Imagine sleeping in your bed when suddenly an ear-piercing wail awakens you.  This is not like other times when baby has woken in the night wet or hungry or both.  Eyes tightly shut and shrieking!  The diaper is dry.  All offers of milk are refused.  But the scream will not cease. You  hold your baby close "wake up, please wake up! You're having a bad dream. Please don't cry."  Night terrors: my son was about one and a half when he had his first.

And then as suddenly as it began it stops.  My son looks up at me confused.  "milk?"
Why Lord?
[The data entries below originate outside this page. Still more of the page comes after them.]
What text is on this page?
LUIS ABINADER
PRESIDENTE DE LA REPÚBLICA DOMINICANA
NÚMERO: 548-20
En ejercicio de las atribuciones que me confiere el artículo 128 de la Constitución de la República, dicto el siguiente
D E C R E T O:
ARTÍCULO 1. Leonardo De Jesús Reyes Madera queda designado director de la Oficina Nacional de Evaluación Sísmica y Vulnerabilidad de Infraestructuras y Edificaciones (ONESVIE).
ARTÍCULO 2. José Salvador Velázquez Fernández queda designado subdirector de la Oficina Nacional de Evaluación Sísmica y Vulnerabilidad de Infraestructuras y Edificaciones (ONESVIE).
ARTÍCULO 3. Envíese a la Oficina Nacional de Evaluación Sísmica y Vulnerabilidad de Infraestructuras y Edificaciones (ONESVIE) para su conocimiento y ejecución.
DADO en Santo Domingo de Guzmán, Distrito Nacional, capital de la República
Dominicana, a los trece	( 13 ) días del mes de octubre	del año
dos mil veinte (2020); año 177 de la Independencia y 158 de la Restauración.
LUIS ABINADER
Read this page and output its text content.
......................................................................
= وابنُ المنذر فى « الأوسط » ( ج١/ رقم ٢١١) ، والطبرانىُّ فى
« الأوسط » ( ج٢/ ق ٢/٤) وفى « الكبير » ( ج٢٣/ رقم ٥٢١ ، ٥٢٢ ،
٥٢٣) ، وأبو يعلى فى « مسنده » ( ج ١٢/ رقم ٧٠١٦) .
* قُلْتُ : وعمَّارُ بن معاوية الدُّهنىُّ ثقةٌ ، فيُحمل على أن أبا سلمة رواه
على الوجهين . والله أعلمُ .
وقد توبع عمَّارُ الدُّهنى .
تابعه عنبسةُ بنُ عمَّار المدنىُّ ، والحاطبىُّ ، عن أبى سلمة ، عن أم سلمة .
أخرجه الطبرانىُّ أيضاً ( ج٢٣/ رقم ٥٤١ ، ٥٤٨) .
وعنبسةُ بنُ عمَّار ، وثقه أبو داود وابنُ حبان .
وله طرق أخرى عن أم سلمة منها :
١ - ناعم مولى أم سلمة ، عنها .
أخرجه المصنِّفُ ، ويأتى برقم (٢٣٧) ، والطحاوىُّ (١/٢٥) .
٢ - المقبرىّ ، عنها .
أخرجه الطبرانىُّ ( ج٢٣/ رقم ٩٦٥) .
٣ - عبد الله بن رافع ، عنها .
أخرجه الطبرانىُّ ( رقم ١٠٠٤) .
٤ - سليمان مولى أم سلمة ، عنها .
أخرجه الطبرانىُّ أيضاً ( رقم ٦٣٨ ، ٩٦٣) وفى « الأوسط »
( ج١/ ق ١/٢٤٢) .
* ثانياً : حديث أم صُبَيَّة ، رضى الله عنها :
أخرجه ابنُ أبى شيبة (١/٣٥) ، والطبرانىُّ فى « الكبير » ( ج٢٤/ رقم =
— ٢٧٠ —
Why?
What horrible thing did I do to deserve a child who carries on so?
Oh right-

When I was a baby I woke up more than my share of people:

Imagine a hot summer night in Los Angeles.  Large concrete apartment buildings mashed together.  Every window is open with the vain hope of tempting a night time breeze.  And then an ear piercing scream echoes off the buildings.  It sounds like a baby is being tortured.  (That baby was me, and absolutely nothing was wrong)  One child's night terror induced scream woke hundreds.  And just after my parents had rocked me back to sleep and ever so gently placed me in my crib, creeping away as quietly as they could for fear of waking me and restarting the banshee-esque wails of their child-

A sharp knock at the door *BAM BAM BAM*  

My dad was just about to yell at whatever idiot was trying to wake his baby when he opened the door and saw the police.

Apparently they had received numerous calls from concerned neighbors and needed to confirm that I wasn't being abused and was in fact still alive.  And they were not inclined to just take my parents word on the matter.
So on tiptoe my parents returned to my crib and with as gentle a gait as they could manage, carried me forth to the waiting men in uniform.  But a sleeping  baby in pajamas though cute to behold was not convincing after all the calls that had come in.  They needed to be sure that there were no bruises hidden under my clothes.  So my parents had to remove my pajamas from my sleeping form with a level of care comparable to that of a bomb removal squad. And all my father could think was "please god, don't let her have bumped into a table earlier today". But luck was with us that night.  I neither had any marks on my person nor any inclination to reawaken.

My parents will never let me forget this story.